China maintains basic interest rate at 3% for the 11th month in a row

5-year prime interest rate was also maintained at 3.5%; indexes are the lowest in Chinese history

The –which works as the Chinese Central Bank– announced this Monday (April 20, 2026) the maintenance of the LPR (Taxa Basic Interest Rate for Loans) at 3%. It is the 11th consecutive month that the index remains unchanged at its lowest historical level.

A LPR for due dates 5 years or more was also kept in 3,5 %. These LPRs are valid until the next announcement from the Chinese central bank, which takes place monthly, every 20th.

LPRs are set based on rate proposals submitted by 20 commercial banks to the People’s Bank of China. The 1-year LPR is the benchmark for companies and households, while the 5-year LPR is the benchmark for the real estate sector.

The last time China did so was in May last year, when the tariff war with the United States began. Now, another crisis is surrounding the Chinese economy – the war in Iran and instability in the Middle East –, but the government has decided to maintain an even more conservative stance.

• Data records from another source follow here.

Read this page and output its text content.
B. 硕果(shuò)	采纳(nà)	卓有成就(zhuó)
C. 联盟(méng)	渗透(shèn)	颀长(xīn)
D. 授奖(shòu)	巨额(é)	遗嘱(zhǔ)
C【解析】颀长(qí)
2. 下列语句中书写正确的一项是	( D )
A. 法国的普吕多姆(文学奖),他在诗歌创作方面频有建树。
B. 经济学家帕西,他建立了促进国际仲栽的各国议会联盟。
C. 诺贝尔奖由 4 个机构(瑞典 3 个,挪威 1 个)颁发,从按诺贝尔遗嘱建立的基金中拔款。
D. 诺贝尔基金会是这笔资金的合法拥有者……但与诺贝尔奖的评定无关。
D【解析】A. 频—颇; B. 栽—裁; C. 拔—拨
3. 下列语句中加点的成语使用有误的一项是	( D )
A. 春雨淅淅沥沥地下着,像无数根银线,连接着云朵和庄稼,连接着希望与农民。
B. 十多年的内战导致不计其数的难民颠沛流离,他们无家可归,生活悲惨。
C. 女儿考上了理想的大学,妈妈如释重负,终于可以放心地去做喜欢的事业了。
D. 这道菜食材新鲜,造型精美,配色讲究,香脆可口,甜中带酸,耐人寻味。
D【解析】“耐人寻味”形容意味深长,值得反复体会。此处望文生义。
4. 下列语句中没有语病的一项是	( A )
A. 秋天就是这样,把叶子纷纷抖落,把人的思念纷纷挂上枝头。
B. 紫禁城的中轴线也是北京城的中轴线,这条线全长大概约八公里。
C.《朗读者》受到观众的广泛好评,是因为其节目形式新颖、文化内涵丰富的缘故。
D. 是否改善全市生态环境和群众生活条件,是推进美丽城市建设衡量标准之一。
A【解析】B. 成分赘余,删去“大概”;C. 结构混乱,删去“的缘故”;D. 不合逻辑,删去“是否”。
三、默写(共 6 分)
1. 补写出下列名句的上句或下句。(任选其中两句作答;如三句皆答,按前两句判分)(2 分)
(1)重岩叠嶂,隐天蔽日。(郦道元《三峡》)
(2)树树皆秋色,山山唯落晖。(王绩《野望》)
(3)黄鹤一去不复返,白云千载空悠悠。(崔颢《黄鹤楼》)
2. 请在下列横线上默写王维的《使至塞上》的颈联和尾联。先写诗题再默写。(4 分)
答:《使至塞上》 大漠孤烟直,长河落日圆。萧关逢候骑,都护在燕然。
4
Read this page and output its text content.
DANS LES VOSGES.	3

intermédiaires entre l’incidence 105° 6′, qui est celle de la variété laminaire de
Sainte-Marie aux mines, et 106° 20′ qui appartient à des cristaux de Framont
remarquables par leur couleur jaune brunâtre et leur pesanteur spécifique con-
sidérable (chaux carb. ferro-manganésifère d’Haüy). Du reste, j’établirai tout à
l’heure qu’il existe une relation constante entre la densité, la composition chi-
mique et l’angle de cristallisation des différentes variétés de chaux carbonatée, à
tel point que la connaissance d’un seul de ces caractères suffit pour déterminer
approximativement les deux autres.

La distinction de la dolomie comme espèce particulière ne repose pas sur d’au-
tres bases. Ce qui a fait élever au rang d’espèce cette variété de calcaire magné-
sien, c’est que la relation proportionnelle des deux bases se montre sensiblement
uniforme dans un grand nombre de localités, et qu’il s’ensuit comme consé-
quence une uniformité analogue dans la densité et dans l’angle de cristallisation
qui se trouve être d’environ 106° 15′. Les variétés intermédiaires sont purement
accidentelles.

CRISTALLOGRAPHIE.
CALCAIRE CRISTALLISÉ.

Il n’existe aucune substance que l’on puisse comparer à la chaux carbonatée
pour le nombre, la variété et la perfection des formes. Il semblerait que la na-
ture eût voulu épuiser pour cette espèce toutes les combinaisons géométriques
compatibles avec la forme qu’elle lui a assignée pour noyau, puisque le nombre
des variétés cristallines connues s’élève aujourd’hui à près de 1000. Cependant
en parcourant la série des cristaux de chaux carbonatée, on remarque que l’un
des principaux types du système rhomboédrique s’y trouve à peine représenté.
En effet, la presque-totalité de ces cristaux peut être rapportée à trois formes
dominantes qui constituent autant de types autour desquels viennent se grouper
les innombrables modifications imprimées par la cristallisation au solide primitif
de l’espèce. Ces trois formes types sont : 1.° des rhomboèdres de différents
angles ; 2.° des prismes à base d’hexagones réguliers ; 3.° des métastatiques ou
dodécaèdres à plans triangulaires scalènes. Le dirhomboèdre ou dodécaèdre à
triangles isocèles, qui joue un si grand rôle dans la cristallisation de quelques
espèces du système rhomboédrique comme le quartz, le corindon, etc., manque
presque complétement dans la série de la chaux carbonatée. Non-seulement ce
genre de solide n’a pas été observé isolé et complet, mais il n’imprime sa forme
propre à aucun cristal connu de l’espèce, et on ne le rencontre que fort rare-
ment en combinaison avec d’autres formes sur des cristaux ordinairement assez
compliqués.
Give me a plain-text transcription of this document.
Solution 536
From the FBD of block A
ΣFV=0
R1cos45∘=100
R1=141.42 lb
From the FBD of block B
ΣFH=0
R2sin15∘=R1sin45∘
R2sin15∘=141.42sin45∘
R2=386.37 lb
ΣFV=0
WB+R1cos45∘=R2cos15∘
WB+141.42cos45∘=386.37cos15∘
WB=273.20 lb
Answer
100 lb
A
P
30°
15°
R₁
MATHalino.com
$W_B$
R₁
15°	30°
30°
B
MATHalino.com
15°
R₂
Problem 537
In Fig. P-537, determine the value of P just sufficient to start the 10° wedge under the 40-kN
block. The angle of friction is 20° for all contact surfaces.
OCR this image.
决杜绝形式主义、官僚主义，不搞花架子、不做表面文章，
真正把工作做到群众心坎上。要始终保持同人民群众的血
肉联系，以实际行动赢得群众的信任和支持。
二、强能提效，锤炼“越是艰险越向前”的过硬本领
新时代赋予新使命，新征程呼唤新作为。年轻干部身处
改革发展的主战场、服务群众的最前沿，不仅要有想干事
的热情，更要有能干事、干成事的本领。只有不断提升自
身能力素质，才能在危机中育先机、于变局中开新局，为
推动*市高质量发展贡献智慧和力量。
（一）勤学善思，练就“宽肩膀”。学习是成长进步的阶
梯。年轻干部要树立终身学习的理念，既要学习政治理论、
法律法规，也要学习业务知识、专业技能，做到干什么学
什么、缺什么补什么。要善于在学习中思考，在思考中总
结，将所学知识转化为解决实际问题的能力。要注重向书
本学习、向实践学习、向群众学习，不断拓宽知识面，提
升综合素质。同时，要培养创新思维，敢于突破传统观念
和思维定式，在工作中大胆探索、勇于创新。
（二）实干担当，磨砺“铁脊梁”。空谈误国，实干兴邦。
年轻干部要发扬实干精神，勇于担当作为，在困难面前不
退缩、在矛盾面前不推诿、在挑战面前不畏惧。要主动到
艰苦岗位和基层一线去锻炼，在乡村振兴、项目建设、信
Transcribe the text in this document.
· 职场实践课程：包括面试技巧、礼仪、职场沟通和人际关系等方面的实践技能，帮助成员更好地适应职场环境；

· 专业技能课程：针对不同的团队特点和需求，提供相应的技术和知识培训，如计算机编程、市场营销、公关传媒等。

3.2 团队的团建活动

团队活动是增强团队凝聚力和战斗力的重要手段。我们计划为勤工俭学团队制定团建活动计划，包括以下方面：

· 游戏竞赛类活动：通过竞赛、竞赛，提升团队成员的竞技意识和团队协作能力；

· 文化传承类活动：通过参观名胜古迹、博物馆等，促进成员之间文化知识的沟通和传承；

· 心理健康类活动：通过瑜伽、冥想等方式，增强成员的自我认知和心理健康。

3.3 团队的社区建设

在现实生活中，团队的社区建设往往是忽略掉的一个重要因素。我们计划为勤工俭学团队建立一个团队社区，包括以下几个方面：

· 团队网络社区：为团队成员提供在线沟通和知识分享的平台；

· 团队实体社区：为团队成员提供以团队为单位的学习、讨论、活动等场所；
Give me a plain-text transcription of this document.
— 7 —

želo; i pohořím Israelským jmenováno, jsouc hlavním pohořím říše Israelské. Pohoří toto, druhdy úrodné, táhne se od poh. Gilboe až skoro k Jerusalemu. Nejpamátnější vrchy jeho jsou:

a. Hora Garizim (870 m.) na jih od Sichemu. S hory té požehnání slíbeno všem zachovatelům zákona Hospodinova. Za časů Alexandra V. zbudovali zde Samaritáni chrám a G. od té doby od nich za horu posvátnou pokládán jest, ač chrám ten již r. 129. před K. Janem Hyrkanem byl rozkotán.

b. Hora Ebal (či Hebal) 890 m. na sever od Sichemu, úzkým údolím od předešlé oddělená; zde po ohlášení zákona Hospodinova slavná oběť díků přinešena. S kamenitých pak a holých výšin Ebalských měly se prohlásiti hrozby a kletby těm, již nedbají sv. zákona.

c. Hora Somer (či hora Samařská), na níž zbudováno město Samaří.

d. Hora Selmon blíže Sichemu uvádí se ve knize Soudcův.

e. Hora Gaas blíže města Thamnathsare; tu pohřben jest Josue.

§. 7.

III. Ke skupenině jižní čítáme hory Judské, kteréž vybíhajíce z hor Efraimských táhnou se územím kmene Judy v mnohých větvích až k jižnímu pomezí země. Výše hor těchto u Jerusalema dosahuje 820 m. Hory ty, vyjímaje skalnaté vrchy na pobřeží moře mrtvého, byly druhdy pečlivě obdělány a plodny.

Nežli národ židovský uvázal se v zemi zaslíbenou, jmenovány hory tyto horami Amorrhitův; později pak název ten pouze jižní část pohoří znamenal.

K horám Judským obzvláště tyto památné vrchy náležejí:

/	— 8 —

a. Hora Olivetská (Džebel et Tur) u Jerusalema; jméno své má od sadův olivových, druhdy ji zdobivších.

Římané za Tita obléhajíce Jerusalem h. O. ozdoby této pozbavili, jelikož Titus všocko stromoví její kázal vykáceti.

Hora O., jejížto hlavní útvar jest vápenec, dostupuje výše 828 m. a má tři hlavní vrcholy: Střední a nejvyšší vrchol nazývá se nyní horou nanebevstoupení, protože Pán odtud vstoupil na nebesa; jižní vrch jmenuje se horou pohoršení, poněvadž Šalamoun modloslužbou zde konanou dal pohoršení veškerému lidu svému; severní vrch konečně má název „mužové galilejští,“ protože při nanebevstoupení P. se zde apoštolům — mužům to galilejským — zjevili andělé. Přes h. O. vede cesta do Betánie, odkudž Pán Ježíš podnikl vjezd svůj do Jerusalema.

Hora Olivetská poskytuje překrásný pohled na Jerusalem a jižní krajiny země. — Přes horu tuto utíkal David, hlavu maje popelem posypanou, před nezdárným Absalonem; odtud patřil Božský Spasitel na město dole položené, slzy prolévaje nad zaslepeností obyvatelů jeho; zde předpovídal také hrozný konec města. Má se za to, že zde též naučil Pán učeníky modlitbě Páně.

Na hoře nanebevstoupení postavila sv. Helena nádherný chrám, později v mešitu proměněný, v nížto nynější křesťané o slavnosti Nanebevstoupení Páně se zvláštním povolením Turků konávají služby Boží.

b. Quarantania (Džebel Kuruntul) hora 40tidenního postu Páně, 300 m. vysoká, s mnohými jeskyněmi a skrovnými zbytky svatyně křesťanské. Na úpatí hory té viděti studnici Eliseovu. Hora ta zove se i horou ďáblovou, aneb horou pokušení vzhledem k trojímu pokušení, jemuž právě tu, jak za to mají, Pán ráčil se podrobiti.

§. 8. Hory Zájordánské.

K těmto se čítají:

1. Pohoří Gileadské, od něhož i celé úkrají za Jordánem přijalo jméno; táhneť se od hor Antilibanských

The good result of the Chinese GDP (Gross Domestic Product) in the 1st quarter contributed to maintaining the rate. The country’s economy grew 5%, returning to a level above 4.9% after 2 quarters. The result in the first 3 months of the year was at the top of the country’s economic expansion expectations for 2026. In February, the Chinese government set this year’s growth target at between 4.5% and 5%.